1. Introduction
With the development of laser scanning and image stereo matching, 3D point clouds have emerged in large numbers and become an important type of geometric data structure [
1]. Efficient and effective semantic feature learning for 3D point clouds has been an urgent problem for further analysis tasks such as classification and segmentation, which have enormous real-world applications such as autonomous driving, 3D reconstruction, and digital cities [
2,
3].
Recently, benefiting from the powerful feature learning capability of deep learning networks [
4,
5,
6], researchers have attempted to generalize deep learning from regular grid domains (e.g., images, speeches) to irregular 3D point clouds [
7,
8,
9,
10]. However, because of the irregular data structure of 3D point clouds, standard convolutional neural networks (CNNs) cannot be directly applied to them. To address this problem, the most intuitive way is to divide the 3D point cloud space into regular 3D voxels [
11,
12,
13,
14] or project the 3D point cloud onto 2D images from multiple views [
15,
16,
17,
18], so that the CNNs can be applied directly. However, since the 3D point clouds only record the surface points of 3D objects, the 3D volumetric representation inevitably leads to computation consumption and resolution limitation, while the multi-view projection is sensitive to the mutual occlusion among objects [
7]. More recently, PointNet [
1] introduced a set-based point cloud deep learning network, which allows researchers to directly extract the discriminative features of point clouds by using simple multilayer perceptron (MLP) and a global aggregation function (e.g., the max function). However, the set-based method neglects the spatial neighboring relation between points, which contains fine-grained geometric structures for 3D point cloud analysis.
In fact, the convolution, which is the core of CNNs, can be seen as a template-matching process between the input signal and the convolution kernels. Each convolution kernel has its specific function and is activated when it meets the corresponding structure (e.g., the edge of the image). Inspired by this, the key of our structure-aware convolution (SAC) is to extract the local geometric structure of point clouds by matching each point’s neighborhoods with a series of 3D kernels with specific structures (as shown in
Figure 1). Similarly, the interested geometric structures in 3D point clouds is activated when they are matched with our kernels. To adapt to the complex real situations, the geometric structure of the 3D kernels is adaptively learned from the training dataset.
Specifically, for each point in the point cloud, we first find its neighborhoods as a point set and then match it with the kernel which also consists of a set of learnable 3D points. During the training phase, the kernels are guided to approximate the geometric structures that exist in the training data. However, different from regular 2D images, in which the coordinates of each neighboring pixel are fixed and the geometric structures are reflected by changing gray values, our kernels for 3D point clouds need to be matched with the coordinates of the neighboring points. When the kernels are well trained, they form a series of 3D geometric structures that can be used to capture the corresponding structures in the point clouds.
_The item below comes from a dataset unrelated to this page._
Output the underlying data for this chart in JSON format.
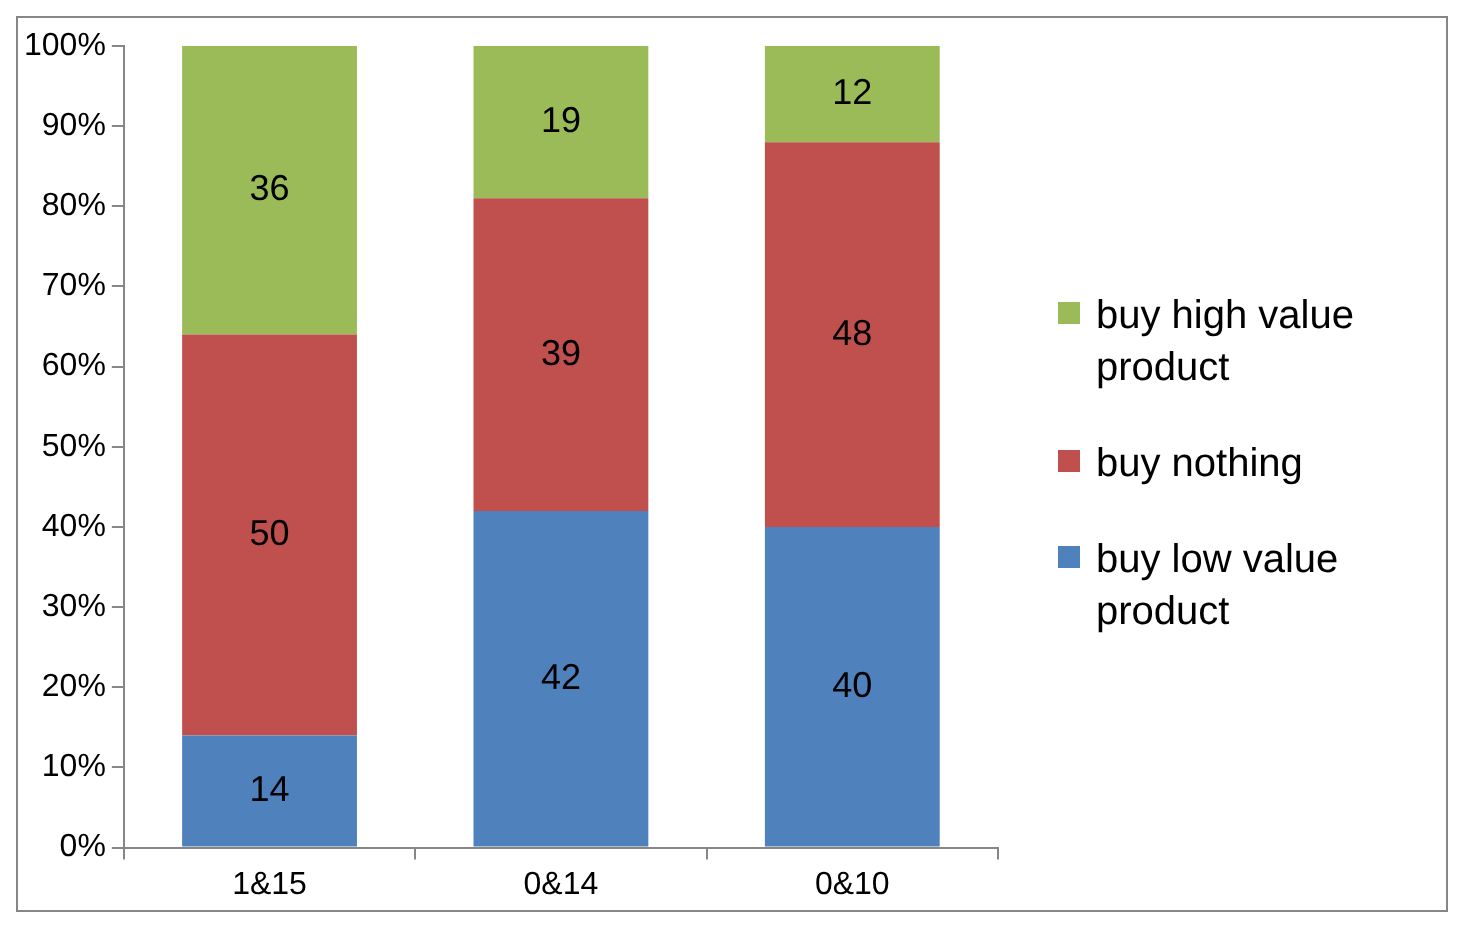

Our SAC focuses on capturing the local geometric structures of 3D point clouds; it is a simple yet efficient module that can be embedded into other existing point cloud deep learning networks such as PointNet [
1], PointNet++ [
19], and KCNet [
20]. To verify the effectiveness of our proposed SAC, we experimentally applied it to various point cloud analysis tasks, including object classification and semantic segmentation, on three public datasets. Experimental results show that the proposed SAC is efficient to capture the geometric structures of the 3D point clouds and efficiently improves the performance of the recently developed point cloud deep learning networks.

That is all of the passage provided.